Liebe ist vielschichtig
Angesichts der aktuellen gesellschaftspolitischen Lage im In- und Ausland könnten die Relevanz der Ausstellung und die Themen, die sie aufwirft, nicht offensichtlicher sein, sagt Ausstellungsleiter Rainer Schimpf.
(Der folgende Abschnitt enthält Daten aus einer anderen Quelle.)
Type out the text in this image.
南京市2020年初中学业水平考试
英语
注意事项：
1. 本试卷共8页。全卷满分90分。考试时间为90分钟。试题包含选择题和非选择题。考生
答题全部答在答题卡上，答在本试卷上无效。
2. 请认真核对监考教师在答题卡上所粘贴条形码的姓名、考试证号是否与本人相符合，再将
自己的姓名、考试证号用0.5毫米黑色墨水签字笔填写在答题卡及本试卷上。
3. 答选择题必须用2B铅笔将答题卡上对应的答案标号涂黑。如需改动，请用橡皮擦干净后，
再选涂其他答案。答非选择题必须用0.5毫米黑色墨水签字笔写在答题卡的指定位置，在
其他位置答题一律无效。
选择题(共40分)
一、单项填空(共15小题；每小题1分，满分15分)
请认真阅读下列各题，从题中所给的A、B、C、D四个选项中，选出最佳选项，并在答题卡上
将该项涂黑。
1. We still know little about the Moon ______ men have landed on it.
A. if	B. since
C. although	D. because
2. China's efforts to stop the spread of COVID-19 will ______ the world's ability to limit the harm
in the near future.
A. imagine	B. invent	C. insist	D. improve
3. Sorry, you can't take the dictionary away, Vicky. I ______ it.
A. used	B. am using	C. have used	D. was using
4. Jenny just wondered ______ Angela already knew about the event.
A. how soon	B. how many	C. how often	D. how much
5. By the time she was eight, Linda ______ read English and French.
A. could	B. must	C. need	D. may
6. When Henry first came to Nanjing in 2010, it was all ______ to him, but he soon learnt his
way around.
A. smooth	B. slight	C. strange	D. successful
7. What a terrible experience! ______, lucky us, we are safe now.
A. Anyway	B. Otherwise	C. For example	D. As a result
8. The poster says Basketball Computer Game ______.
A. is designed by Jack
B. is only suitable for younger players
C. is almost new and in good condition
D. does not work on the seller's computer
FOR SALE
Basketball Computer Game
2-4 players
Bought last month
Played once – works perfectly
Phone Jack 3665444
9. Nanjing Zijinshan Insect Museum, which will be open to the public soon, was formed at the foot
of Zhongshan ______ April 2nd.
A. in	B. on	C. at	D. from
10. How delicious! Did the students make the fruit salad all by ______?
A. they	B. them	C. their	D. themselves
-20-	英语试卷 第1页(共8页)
“Die Corona-Pandemie hat tiefe Wunden zurückgelassen. Die politische Auseinandersetzung im Land wird zunehmend von Angst, Hass und Unversöhnlichkeit geprägt”, so Schimpf im DW-Gespräch. Gleichzeitig tobe in Europa ein brutaler Krieg, von der Erderwärmung und deren Folgen für die Menschheit ganz zu schweigen. “Das Bedürfnis nach Zuwendung und Wertschätzung ist in dieser Situation vielleicht so groß wie schon lange nicht mehr”, glaubt er.
Mit Blick auf die beiden vorangegangenen Ausstellungen zu Gier und Hass erklärt Schimpf, dass die Reaktionen der Besucherinnen und Besucher zumeist positiv waren. “Es schien so, als wenn viele Menschen vor allem vom Hass geradezu bedrückt seien und nach Antworten suchen, wie dieser überwunden werden könne”, sagt Schimpf. In der Ausstellung konnten dazu auch direkt Botschaften zurückgelassen werden. “Wir waren völlig überrascht davon, wie stark die Resonanz war. Das übertraf bei weitem die sonstigen Eintragungen im Besucher*innenbuch.”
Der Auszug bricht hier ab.